Extreme ultraviolet (EUV) lithography is a leading candidate for the next-generation lithographic solution. The current optical irradiation wavelength for EUV lithography is 13.5 nm. The prototypes operational in the field have demonstrated the feasibility of fabricating 32- and 22-nm node devices. Unlike deep ultraviolet (DUV) lithography systems such as the 193 nm system, EUV lithography systems cannot use refractive optical elements because of strong material absorption at the EUV wavelength. Instead, reflective optical elements such as mirrors are needed. EUV masks also need to work in a reflective mode.
A typical EUV projection printing system includes multiple mirrors. At the mask plane, the chief ray is off-axis by roughly 6 degrees but is perpendicular to the image plane (wafer plane). Thus, the system is telecentric at the wafer plane, but non-telecentric at the mask plane. The illuminated field on the mask plane is arc-shaped spanning about ±22 degrees from the plane of incidence, as illustrated in FIG. 3a. The plane of incidence is defined by the surface normal of the mask plane and the illumination light ray. The size of the illuminated field is about 1×22 mm2. The combination of non-telecentricity at the mask plane and mask topography cause a unique problem for the EUV lithography—the mask shadowing effect. The mask shadowing effect is schematically shown in FIG. 3b. Shadows are formed around patterns represented by the absorber shapes and make them wider in the near field image of the mask. This mask pattern widening is passed on to the wafer image through the imaging optics. The mask shadowing effect is asymmetric with respect to horizontal and vertical features. As a result, critical area (CD) bias and position shift will occur if not corrected.

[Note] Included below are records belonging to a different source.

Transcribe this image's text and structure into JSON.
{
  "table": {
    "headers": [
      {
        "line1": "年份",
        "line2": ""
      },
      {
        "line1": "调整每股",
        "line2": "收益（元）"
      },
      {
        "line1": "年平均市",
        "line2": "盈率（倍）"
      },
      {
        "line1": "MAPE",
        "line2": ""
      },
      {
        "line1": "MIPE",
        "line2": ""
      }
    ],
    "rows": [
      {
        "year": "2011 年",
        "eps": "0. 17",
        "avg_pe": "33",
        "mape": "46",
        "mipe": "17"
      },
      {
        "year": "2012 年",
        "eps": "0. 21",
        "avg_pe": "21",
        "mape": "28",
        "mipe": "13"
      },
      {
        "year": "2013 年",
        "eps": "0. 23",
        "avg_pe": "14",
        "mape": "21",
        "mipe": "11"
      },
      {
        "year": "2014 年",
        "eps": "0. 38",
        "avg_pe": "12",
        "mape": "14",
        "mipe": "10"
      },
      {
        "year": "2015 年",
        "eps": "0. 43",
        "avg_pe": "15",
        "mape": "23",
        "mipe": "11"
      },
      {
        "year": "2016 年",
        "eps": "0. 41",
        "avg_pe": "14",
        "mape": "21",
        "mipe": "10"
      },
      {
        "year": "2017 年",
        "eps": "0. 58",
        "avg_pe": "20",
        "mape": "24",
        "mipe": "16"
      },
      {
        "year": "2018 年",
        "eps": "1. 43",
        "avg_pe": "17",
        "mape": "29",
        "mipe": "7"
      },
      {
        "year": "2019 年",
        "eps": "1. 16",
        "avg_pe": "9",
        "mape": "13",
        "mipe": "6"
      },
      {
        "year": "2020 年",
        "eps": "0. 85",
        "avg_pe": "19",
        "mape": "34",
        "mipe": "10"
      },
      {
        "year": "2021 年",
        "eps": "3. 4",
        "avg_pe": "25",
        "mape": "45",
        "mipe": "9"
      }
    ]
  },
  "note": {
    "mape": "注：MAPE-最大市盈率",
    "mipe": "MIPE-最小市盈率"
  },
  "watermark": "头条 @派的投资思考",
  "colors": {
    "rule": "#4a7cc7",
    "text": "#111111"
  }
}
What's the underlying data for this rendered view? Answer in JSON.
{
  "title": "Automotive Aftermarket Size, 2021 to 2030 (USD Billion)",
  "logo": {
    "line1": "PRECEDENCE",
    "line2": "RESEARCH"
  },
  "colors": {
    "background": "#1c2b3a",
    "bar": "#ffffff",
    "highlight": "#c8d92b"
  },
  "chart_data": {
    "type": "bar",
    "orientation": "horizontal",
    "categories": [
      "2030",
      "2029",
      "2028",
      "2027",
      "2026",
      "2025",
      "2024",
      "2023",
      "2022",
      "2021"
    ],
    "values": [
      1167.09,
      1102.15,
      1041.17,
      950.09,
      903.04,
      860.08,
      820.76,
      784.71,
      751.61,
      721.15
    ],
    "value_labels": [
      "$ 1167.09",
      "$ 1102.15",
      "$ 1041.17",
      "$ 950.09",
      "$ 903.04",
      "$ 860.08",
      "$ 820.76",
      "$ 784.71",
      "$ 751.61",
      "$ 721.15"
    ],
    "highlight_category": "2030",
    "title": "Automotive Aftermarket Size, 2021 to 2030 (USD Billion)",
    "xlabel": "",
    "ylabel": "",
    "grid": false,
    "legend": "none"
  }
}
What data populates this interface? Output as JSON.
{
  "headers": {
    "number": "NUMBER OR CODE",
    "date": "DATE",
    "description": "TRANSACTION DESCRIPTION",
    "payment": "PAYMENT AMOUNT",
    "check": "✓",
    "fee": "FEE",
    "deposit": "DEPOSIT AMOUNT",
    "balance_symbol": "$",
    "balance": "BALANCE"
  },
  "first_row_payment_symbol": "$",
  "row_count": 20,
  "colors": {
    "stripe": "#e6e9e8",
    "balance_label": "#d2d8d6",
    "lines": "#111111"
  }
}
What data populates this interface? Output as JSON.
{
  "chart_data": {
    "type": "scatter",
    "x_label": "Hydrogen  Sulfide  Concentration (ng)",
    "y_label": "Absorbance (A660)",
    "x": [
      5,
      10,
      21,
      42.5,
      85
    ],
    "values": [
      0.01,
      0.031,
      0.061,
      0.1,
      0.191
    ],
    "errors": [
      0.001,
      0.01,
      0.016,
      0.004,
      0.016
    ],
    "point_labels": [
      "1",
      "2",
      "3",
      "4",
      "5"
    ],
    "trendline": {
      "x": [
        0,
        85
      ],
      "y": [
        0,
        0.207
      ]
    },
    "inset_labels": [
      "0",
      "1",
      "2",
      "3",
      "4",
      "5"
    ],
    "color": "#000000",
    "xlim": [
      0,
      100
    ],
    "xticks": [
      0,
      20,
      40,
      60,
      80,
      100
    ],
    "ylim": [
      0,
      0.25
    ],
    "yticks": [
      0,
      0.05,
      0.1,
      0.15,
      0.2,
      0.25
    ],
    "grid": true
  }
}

As with other systematic patterning errors, the shadowing effect should be compensated for in the EUV lithographic process. Conventional compensation methods may be rule based or model based. In a simple rule-based method, for example, a single bias correction to all features is applied. This method does not take account of variations of the shadowing effect across the illuminated field, i.e., the azimuthal angle dependence of the shadowing effect. Moreover, most rule-based compensation methods are empirically developed with simple Manhattan patterns and thus do not work well with complicated geometric patterns. Rigorous modeling of the mask shadowing effect can provide better correction results. They are, however, computationally expensive and thus impractical in many applications. Therefore, it is desirable to develop an efficient method for modeling and correcting the mask shadowing effect.